Senator Elizabeth Warren this week published an op‑ed calling to “tax AI” so the gains from artificial intelligence “benefit all Americans.” That line sounds fair on paper, but the plan she lays out — a new excise on energy used by AI data centers plus big wealth and corporate tax changes — would hit the companies building the future. Dave Rubin of The Rubin Report even called the pitch a “scare tactic” in a Direct Message clip, and conservatives are already warning the proposal could chase AI investment overseas. Below is a clear look at what Warren wants and why her approach could do more harm than good to American competitiveness and AI jobs.
Warren’s two‑pronged tax plan — simple to say, messy in practice
Senator Warren sums up her pitch bluntly: “Taxing AI is one way we make sure the winnings from AI benefit all Americans.” Her op‑ed and press materials lay out two main moves. First, a scalable excise tied to the energy used by large AI data centers — in her words, “a reasonable excise tax on the energy used by data centers” so “the bigger the data center, the more they pay.” Second, companion changes to corporate and wealth taxes aimed at the ultra‑rich and at closing loopholes that she says reward automation over hiring. Warren says the revenue would fund universal healthcare, free higher education, retraining and a jobs guarantee for displaced workers.

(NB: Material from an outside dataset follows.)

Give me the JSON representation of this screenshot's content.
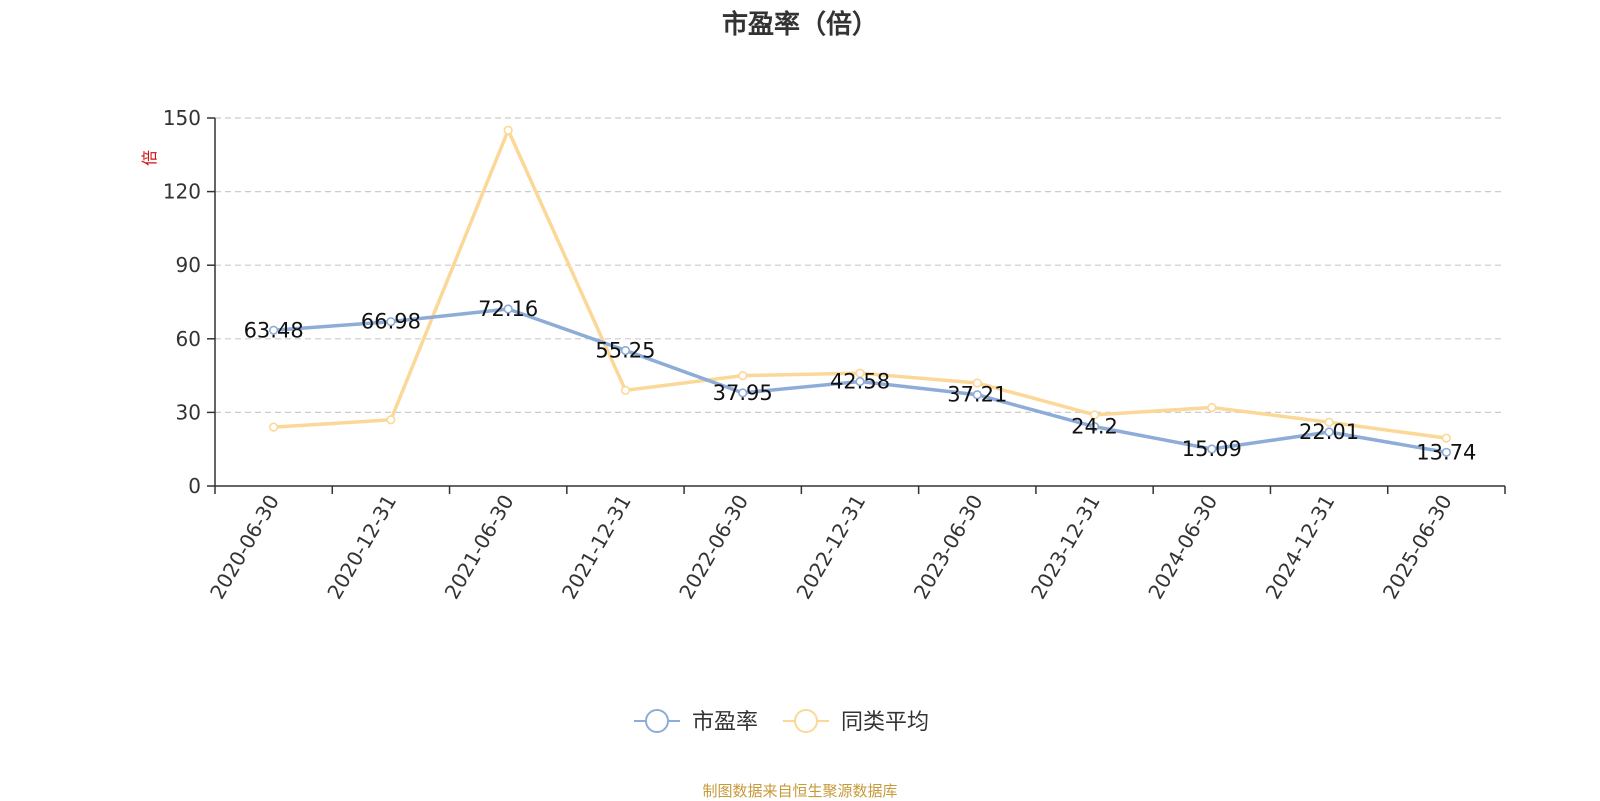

Why conservatives and industry are sounding the alarm
Here’s the practical problem: taxing the power that runs AI data centers is a blunt tool that will raise costs, slow investment, and likely shift projects overseas. Data‑center growth does strain local grids — Warren even cites cases of utility bills rising dramatically near big sites — but the right answer is smart rate design and local planning, not a federal energy excise aimed at a single industry. Critics warn the excise and a new wealth tax would punish the very companies and leaders who invest in U.S. chips, servers, and cloud services. Dave Rubin called the whole thing a “scare tactic” in his Direct Message video (titled “How Elizabeth Warren’s Scare Tactic Could Destroy Ai”), and that captures how this is playing in conservative media: policy theater that risks wrecking real jobs and innovation.

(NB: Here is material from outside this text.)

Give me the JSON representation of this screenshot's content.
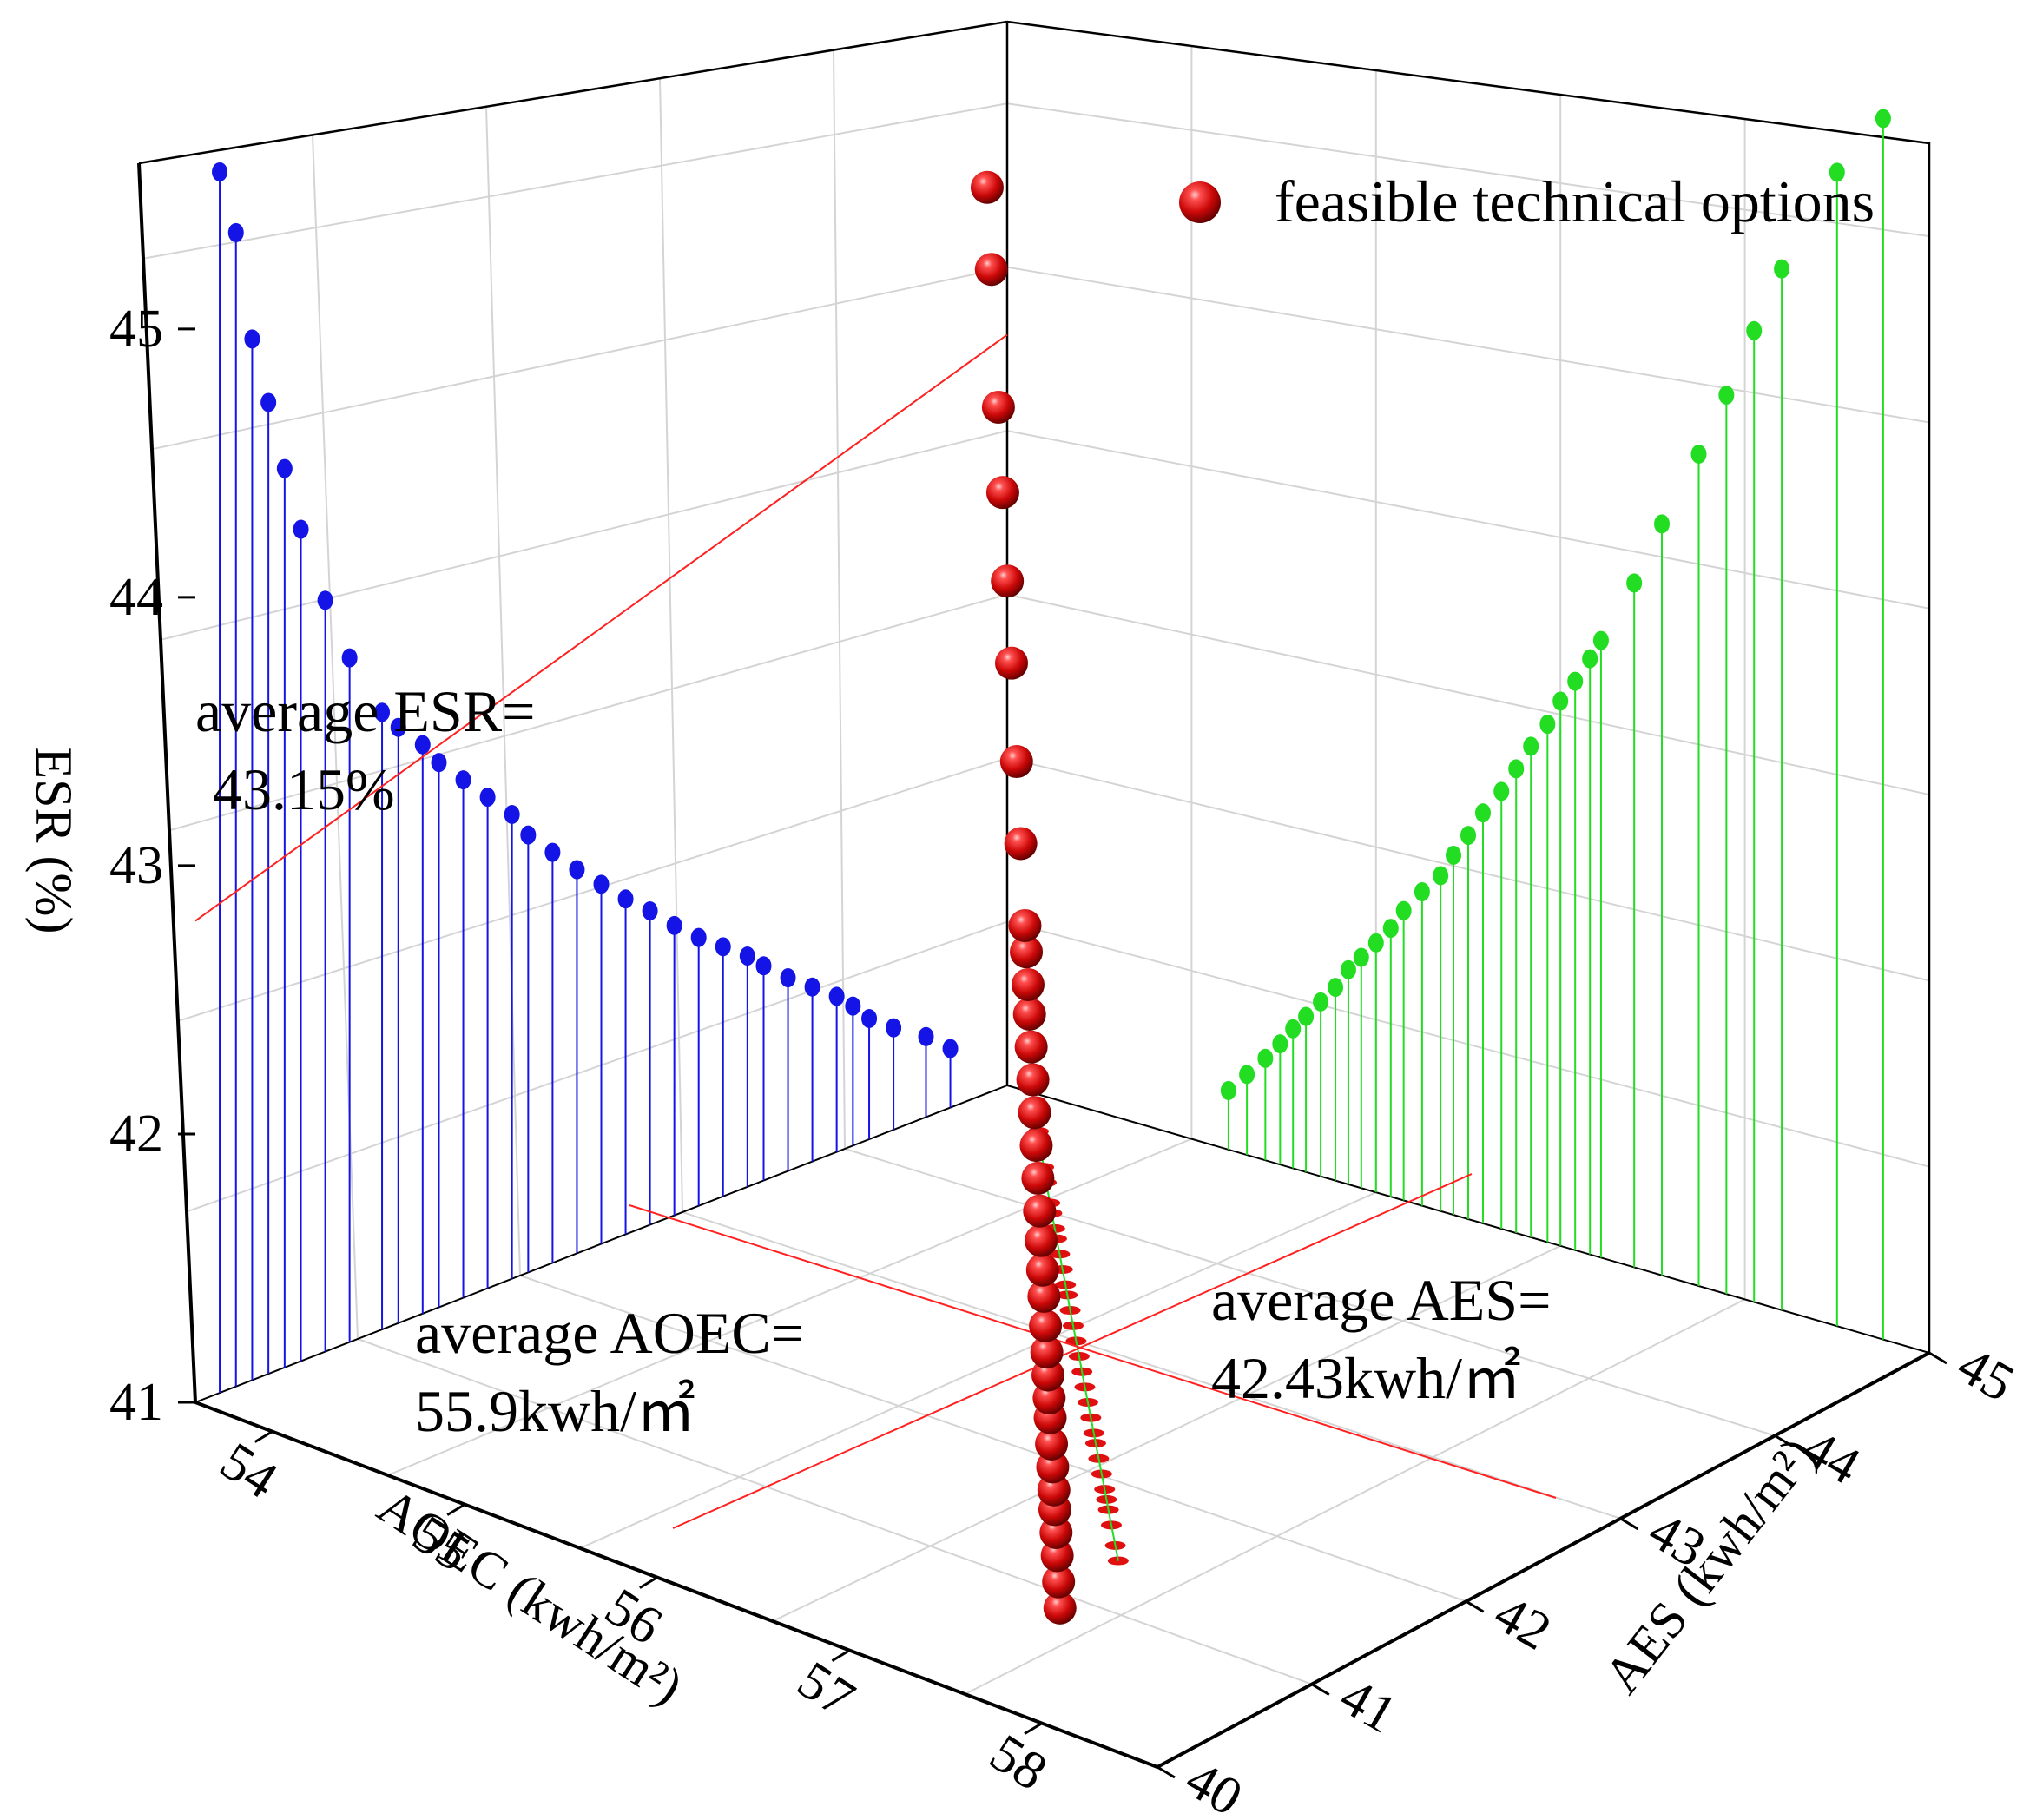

A better path: protect workers without killing competitiveness
We should all want workers protected and retrained when AI changes jobs. But there are smarter ways than slapping an industry tax that will be passed on to customers, reduce R&D and move projects abroad. Congress could expand retraining credits, fund apprenticeships, modernize unemployment systems, and incentivize on‑shore investment with targeted tax credits. Utility reform and local cost‑sharing for new data‑center loads would also fix the grid issue without penalizing growth. If the goal is shared prosperity, design matters. Punishing investment is not the same as helping Americans.
Conclusion — think before you tax the future away
Senator Warren’s call to “tax AI” is a headline that pleases a certain audience. But policy needs more than a punchy line. A per‑kWh excise on data centers and a renewed push for wealth taxes might sound like fairness to some, but they risk slowing AI innovation and exporting jobs. If Washington truly cares about Americans left behind by automation, lawmakers should design pro‑worker policies that keep AI jobs and investment here — not chase them out with new taxes and gimmicks. Congress would do well to pause, read the fine print, and choose solutions that protect people without punishing progress.